Kondisi miris ini tentunya bisa dihentikan dengan menyelesaikan akar masalah sebagaimana yang telah diuraikan tadi, yakni gaya hidup konsumtif dan himpitan ekonomi akibat penerapan sistem kapitalis-materislistik serta minimnya pemahaman agama tentang standar kebahagiaan dan bahaya riba. Gaya hidup konsumtif dan himpitan ekonomi hanya bisa diubah manakala sistem yang diterapkan atas masyarakat berbasis aqidah. Dengan penerapan sistem politik-ekonomi Islam di tengah masyarakat akan menjadikan masyarakat memiliki orientasi hidup untuk tujuan akhirat semata. Kondisi masyarakat dimana Islam diterapkan di dalamnya akan mengarahkan masyarakat untuk hidup bersahaja, sejahtera dan meraih ridho Allah SWT karena semua perbuatan yang dilakukan masyarakat semuanya ditujukan bukan hanya demi mengurusi urusan perut dan hawa nafsu namun lebih dari itu semua perbuatan yang dilakukan hanya untuk  beribadah dan mencari ridho Allah SWT semata, termasuk dalam upaya-upaya mencari penghidupan sekalipun. Perwujudan corak kehidupan Islami seperti ini adalah solusi jangka panjang yang harus diupayakan dengan perjuangan sungguh-sungguh melalui dakwah. Menyeru kepada masyarakat akan urgensi penerapan aturan yang sesuai dengan fitrah manusia dan berbasis aqidah. Seruan ini harus diserukan oleh semua kalangan masyarakat, tak hanya kalangan ulama dan asatidz/asatidzah semata namun seluruh kaum Muslim. 
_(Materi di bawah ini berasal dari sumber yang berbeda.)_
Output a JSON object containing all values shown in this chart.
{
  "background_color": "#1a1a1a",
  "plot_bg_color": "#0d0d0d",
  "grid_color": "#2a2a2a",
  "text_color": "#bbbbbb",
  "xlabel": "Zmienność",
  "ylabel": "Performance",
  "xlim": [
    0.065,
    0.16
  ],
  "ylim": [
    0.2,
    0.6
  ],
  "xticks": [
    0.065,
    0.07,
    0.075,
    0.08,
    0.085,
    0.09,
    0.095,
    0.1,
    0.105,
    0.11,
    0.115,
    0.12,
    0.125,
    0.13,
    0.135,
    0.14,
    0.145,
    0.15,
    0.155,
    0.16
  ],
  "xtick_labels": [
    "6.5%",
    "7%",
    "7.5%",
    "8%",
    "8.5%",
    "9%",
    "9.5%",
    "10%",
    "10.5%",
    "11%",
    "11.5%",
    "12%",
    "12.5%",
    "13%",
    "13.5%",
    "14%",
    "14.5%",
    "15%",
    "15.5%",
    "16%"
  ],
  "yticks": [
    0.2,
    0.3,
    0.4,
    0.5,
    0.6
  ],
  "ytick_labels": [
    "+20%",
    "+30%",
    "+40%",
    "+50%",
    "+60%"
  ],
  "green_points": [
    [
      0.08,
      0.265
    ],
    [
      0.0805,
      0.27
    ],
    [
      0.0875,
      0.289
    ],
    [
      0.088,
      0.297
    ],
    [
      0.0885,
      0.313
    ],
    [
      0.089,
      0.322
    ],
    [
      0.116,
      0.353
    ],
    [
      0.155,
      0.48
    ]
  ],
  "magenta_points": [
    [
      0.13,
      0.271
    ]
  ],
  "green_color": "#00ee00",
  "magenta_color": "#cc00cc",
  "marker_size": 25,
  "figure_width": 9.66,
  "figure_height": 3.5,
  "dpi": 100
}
Sebab ini adalah tanggung jawab dan kewajiban bersama sebagaimana firman Allah SWT Qur'an  Surat At-Taubah ayat 71 yang artinya "Laki-laki yang Mukmin dan perempuan yang mukmin sebagian dari mereka menjadi penolong sebagian yang lain. Mereka menyeru kepada yang makruf dan mencegah dari yang munkar..". 

Sementara solusi jangka pendek yang bisa dilakukan adalah dengan membentuk sebuah komunitas yang bergerak dan berupaya melakukan pencerdasan serta pembinaan ke tengah masyarakat dengan pemahaman-pemahaman Islam tentang bahaya riba dan membimbing masyarakat serta mendampinginya dalam upaya membebaskan diri dari jeratan utang ribawi. Kedua solusi tersebut baik jangka pendek maupun jangka panjang harus diupayakan sekuat tenaga oleh kita sebagai bagian dari masyarakat yang peduli dengan kondisi masyarakat. Turut ambil bagian dalam upaya mencerdaskan dan pembinaan adalah langkah awal kita mengubah kondisi masyarakat yang tengah "sakit" ini menuju masyarakat "sehat" , sejahtera dan terbebas dari riba. Wallahu'alam.